La société américaine Global Coral Reef Alliance a une autre idée : stimuler la croissance des récifs à l’aide de courants électriques. En faisant passer une légère tension fournie par des panneaux solaires dans une structure immergée en acier qui accueille de jeunes pousses, ses ingénieurs ont en effet obtenu des organismes qu’ils se développent plus rapidement. « Assez pour bâtir plus vite que les effets dévastateurs du réchauffement climatique », selon eux.
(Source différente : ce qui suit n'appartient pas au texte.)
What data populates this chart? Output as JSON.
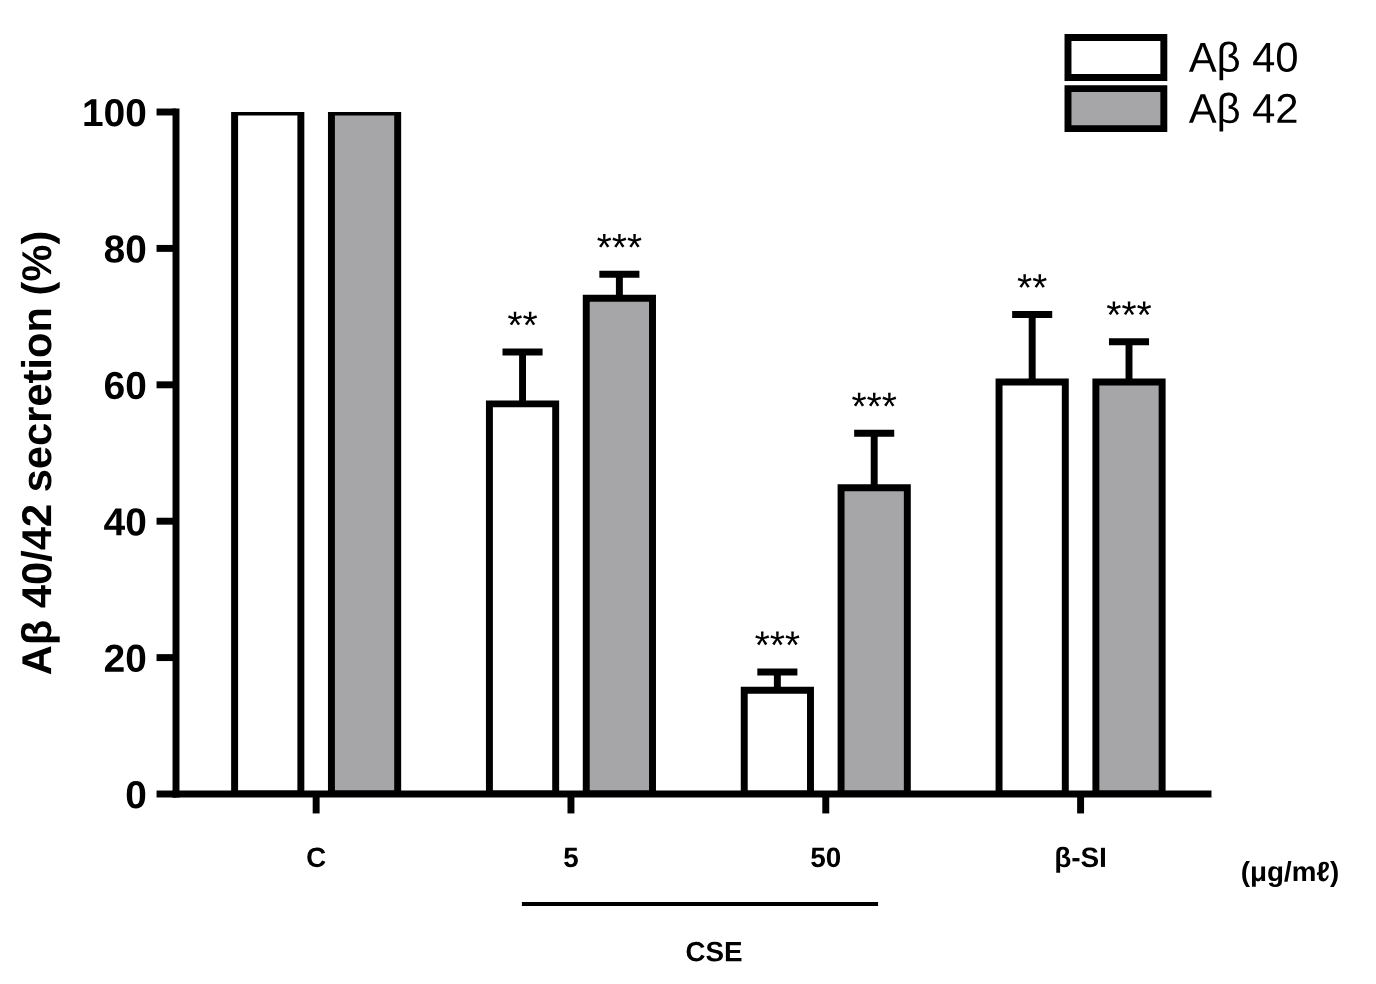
{
  "chart_data": {
    "type": "bar",
    "ylabel": "Aβ 40/42 secretion (%)",
    "categories": [
      "C",
      "5",
      "50",
      "β-SI"
    ],
    "series": [
      {
        "name": "Aβ 40",
        "color": "#ffffff",
        "values": [
          100,
          57.2,
          15.2,
          60.4
        ],
        "errors": [
          null,
          [
            57.2,
            64.8
          ],
          [
            15.2,
            17.9
          ],
          [
            60.4,
            70.3
          ]
        ]
      },
      {
        "name": "Aβ 42",
        "color": "#a6a6a8",
        "values": [
          100,
          72.7,
          44.9,
          60.4
        ],
        "errors": [
          null,
          [
            72.7,
            76.2
          ],
          [
            44.9,
            52.9
          ],
          [
            60.4,
            66.3
          ]
        ]
      }
    ],
    "ylim": [
      0,
      100
    ],
    "yticks": [
      0,
      20,
      40,
      60,
      80,
      100
    ],
    "grid": false,
    "legend": "top right",
    "annotations": [
      "**",
      "***",
      "***",
      "***",
      "**",
      "***",
      "(μg/mℓ)",
      "CSE"
    ]
  }
}
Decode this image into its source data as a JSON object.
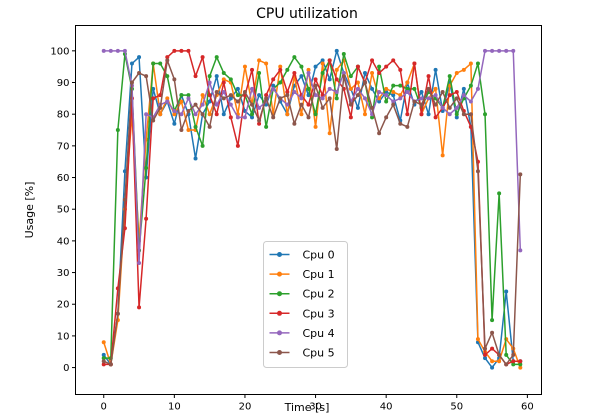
{
  "chart_data": {
    "type": "line",
    "title": "CPU utilization",
    "xlabel": "Time [s]",
    "ylabel": "Usage [%]",
    "xlim": [
      -4,
      62
    ],
    "ylim": [
      -8.5,
      108
    ],
    "xticks": [
      0,
      10,
      20,
      30,
      40,
      50,
      60
    ],
    "yticks": [
      0,
      10,
      20,
      30,
      40,
      50,
      60,
      70,
      80,
      90,
      100
    ],
    "grid": false,
    "legend_position": "lower-center",
    "series": [
      {
        "name": "Cpu 0",
        "color": "#1f77b4",
        "x": [
          0,
          1,
          2,
          3,
          4,
          5,
          6,
          7,
          8,
          9,
          10,
          11,
          12,
          13,
          14,
          15,
          16,
          17,
          18,
          19,
          20,
          21,
          22,
          23,
          24,
          25,
          26,
          27,
          28,
          29,
          30,
          31,
          32,
          33,
          34,
          35,
          36,
          37,
          38,
          39,
          40,
          41,
          42,
          43,
          44,
          45,
          46,
          47,
          48,
          49,
          50,
          51,
          52,
          53,
          54,
          55,
          56,
          57,
          58,
          59
        ],
        "y": [
          4,
          1,
          17,
          62,
          96,
          98,
          60,
          88,
          80,
          84,
          77,
          86,
          80,
          66,
          80,
          84,
          92,
          80,
          85,
          88,
          81,
          79,
          86,
          83,
          89,
          84,
          80,
          89,
          92,
          86,
          95,
          97,
          91,
          100,
          93,
          88,
          82,
          93,
          88,
          84,
          87,
          86,
          78,
          90,
          83,
          87,
          80,
          94,
          81,
          90,
          79,
          88,
          76,
          8,
          3,
          0,
          3,
          24,
          2,
          2
        ]
      },
      {
        "name": "Cpu 1",
        "color": "#ff7f0e",
        "x": [
          0,
          1,
          2,
          3,
          4,
          5,
          6,
          7,
          8,
          9,
          10,
          11,
          12,
          13,
          14,
          15,
          16,
          17,
          18,
          19,
          20,
          21,
          22,
          23,
          24,
          25,
          26,
          27,
          28,
          29,
          30,
          31,
          32,
          33,
          34,
          35,
          36,
          37,
          38,
          39,
          40,
          41,
          42,
          43,
          44,
          45,
          46,
          47,
          48,
          49,
          50,
          51,
          52,
          53,
          54,
          55,
          56,
          57,
          58,
          59
        ],
        "y": [
          8,
          1,
          15,
          50,
          80,
          40,
          72,
          96,
          80,
          85,
          80,
          84,
          75,
          75,
          86,
          80,
          86,
          91,
          90,
          80,
          95,
          83,
          97,
          96,
          80,
          95,
          80,
          92,
          80,
          94,
          76,
          96,
          74,
          94,
          97,
          88,
          90,
          80,
          93,
          85,
          88,
          87,
          86,
          90,
          96,
          80,
          85,
          88,
          67,
          89,
          93,
          94,
          96,
          9,
          5,
          2,
          2,
          9,
          6,
          0
        ]
      },
      {
        "name": "Cpu 2",
        "color": "#2ca02c",
        "x": [
          0,
          1,
          2,
          3,
          4,
          5,
          6,
          7,
          8,
          9,
          10,
          11,
          12,
          13,
          14,
          15,
          16,
          17,
          18,
          19,
          20,
          21,
          22,
          23,
          24,
          25,
          26,
          27,
          28,
          29,
          30,
          31,
          32,
          33,
          34,
          35,
          36,
          37,
          38,
          39,
          40,
          41,
          42,
          43,
          44,
          45,
          46,
          47,
          48,
          49,
          50,
          51,
          52,
          53,
          54,
          55,
          56,
          57,
          58,
          59
        ],
        "y": [
          3,
          3,
          75,
          99,
          88,
          37,
          63,
          96,
          96,
          92,
          81,
          86,
          86,
          76,
          70,
          92,
          98,
          93,
          91,
          86,
          86,
          80,
          93,
          76,
          88,
          90,
          94,
          98,
          95,
          88,
          80,
          93,
          97,
          85,
          99,
          92,
          95,
          90,
          79,
          95,
          84,
          89,
          89,
          88,
          88,
          82,
          87,
          85,
          82,
          92,
          80,
          85,
          89,
          96,
          80,
          15,
          55,
          4,
          1,
          1
        ]
      },
      {
        "name": "Cpu 3",
        "color": "#d62728",
        "x": [
          0,
          1,
          2,
          3,
          4,
          5,
          6,
          7,
          8,
          9,
          10,
          11,
          12,
          13,
          14,
          15,
          16,
          17,
          18,
          19,
          20,
          21,
          22,
          23,
          24,
          25,
          26,
          27,
          28,
          29,
          30,
          31,
          32,
          33,
          34,
          35,
          36,
          37,
          38,
          39,
          40,
          41,
          42,
          43,
          44,
          45,
          46,
          47,
          48,
          49,
          50,
          51,
          52,
          53,
          54,
          55,
          56,
          57,
          58,
          59
        ],
        "y": [
          1,
          1,
          25,
          44,
          85,
          19,
          47,
          85,
          86,
          98,
          100,
          100,
          100,
          92,
          98,
          86,
          80,
          90,
          79,
          70,
          86,
          94,
          77,
          86,
          91,
          94,
          87,
          93,
          86,
          83,
          91,
          86,
          97,
          91,
          88,
          79,
          95,
          90,
          97,
          93,
          95,
          97,
          94,
          80,
          96,
          80,
          92,
          79,
          82,
          86,
          87,
          81,
          76,
          65,
          4,
          6,
          4,
          1,
          2,
          2
        ]
      },
      {
        "name": "Cpu 4",
        "color": "#9467bd",
        "x": [
          0,
          1,
          2,
          3,
          4,
          5,
          6,
          7,
          8,
          9,
          10,
          11,
          12,
          13,
          14,
          15,
          16,
          17,
          18,
          19,
          20,
          21,
          22,
          23,
          24,
          25,
          26,
          27,
          28,
          29,
          30,
          31,
          32,
          33,
          34,
          35,
          36,
          37,
          38,
          39,
          40,
          41,
          42,
          43,
          44,
          45,
          46,
          47,
          48,
          49,
          50,
          51,
          52,
          53,
          54,
          55,
          56,
          57,
          58,
          59
        ],
        "y": [
          100,
          100,
          100,
          100,
          89,
          33,
          80,
          79,
          83,
          84,
          81,
          80,
          85,
          80,
          83,
          90,
          83,
          87,
          83,
          79,
          79,
          88,
          82,
          84,
          88,
          85,
          83,
          87,
          85,
          93,
          86,
          85,
          88,
          87,
          93,
          84,
          88,
          85,
          80,
          87,
          86,
          84,
          85,
          87,
          84,
          85,
          85,
          86,
          82,
          80,
          82,
          86,
          84,
          88,
          100,
          100,
          100,
          100,
          100,
          37
        ]
      },
      {
        "name": "Cpu 5",
        "color": "#8c564b",
        "x": [
          0,
          1,
          2,
          3,
          4,
          5,
          6,
          7,
          8,
          9,
          10,
          11,
          12,
          13,
          14,
          15,
          16,
          17,
          18,
          19,
          20,
          21,
          22,
          23,
          24,
          25,
          26,
          27,
          28,
          29,
          30,
          31,
          32,
          33,
          34,
          35,
          36,
          37,
          38,
          39,
          40,
          41,
          42,
          43,
          44,
          45,
          46,
          47,
          48,
          49,
          50,
          51,
          52,
          53,
          54,
          55,
          56,
          57,
          58,
          59
        ],
        "y": [
          2,
          1,
          17,
          53,
          90,
          93,
          92,
          78,
          82,
          97,
          91,
          75,
          81,
          83,
          80,
          76,
          87,
          85,
          86,
          84,
          87,
          83,
          78,
          85,
          79,
          85,
          86,
          77,
          83,
          79,
          89,
          82,
          85,
          69,
          92,
          83,
          86,
          90,
          82,
          74,
          79,
          83,
          77,
          76,
          84,
          83,
          88,
          83,
          87,
          82,
          85,
          80,
          80,
          62,
          6,
          11,
          4,
          1,
          4,
          61
        ]
      }
    ]
  }
}
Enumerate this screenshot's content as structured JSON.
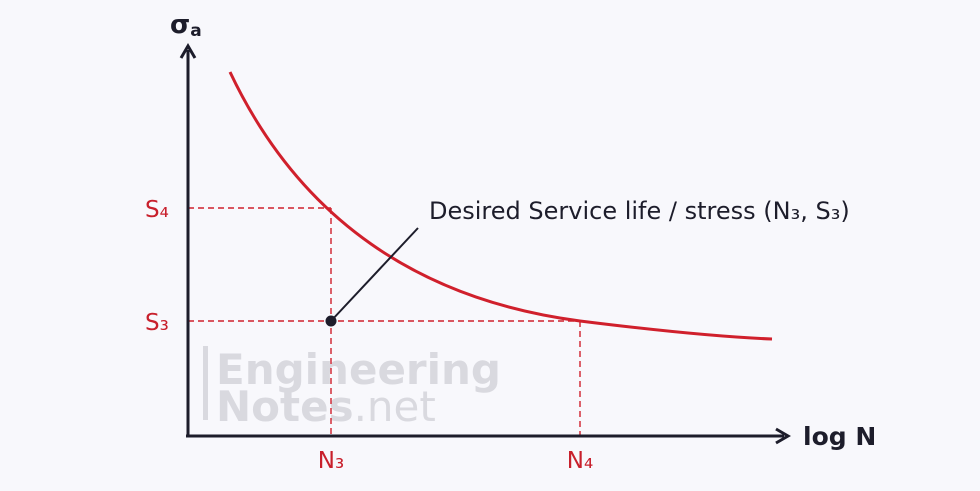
{
  "axes": {
    "y_label": "σ",
    "y_label_subscript": "a",
    "x_label": "log N"
  },
  "ticks": {
    "s4": "S₄",
    "s3": "S₃",
    "n3": "N₃",
    "n4": "N₄"
  },
  "annotation": {
    "text": "Desired Service life / stress (N₃, S₃)"
  },
  "watermark": {
    "line1": "Engineering",
    "line2_bold": "Notes",
    "line2_light": ".net"
  },
  "colors": {
    "curve": "#d0202c",
    "axis": "#1d1d2b",
    "guide": "#d0202c",
    "tick_text": "#c8202c",
    "watermark": "#d9d9df"
  }
}
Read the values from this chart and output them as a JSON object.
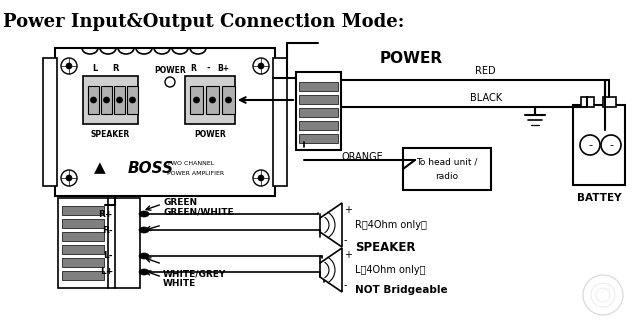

Leur technologie équipe déjà plusieurs sites, notamment au Mexique, en Indonésie et en Thaïlande.

Menace sur la chaîne alimentaire

A supposer que ces performances se vérifient, il leur faudra faire vite pour agir à plus grande échelle. Des scientifiques américains et australiens ont découvert des fossiles prouvant que les récifs coralliens ont davantage souffert au cours des trente dernières années que pendant les 220.000 années précédentes. Or, quand un récif disparaît, toute la chaîne alimentaire est perturbée. De nombreux poissons sont condamnés, tandis que les survivants deviennent porteurs de ciguatera, une toxine naturelle qui se développe dans les algues recouvrant le corail mort et empoisonne leur chair. Près de 500 millions de personnes vivent à moins de 100 kilomètres de récifs coralliens.

Selon l’économiste indien Pavan Sukhdev, les barrières de corail pourraient emporter avec elles l’équivalent de 170 milliards de dollars par an de « services » fournis gratuitement aux habitants de la Terre par ses écosystèmes.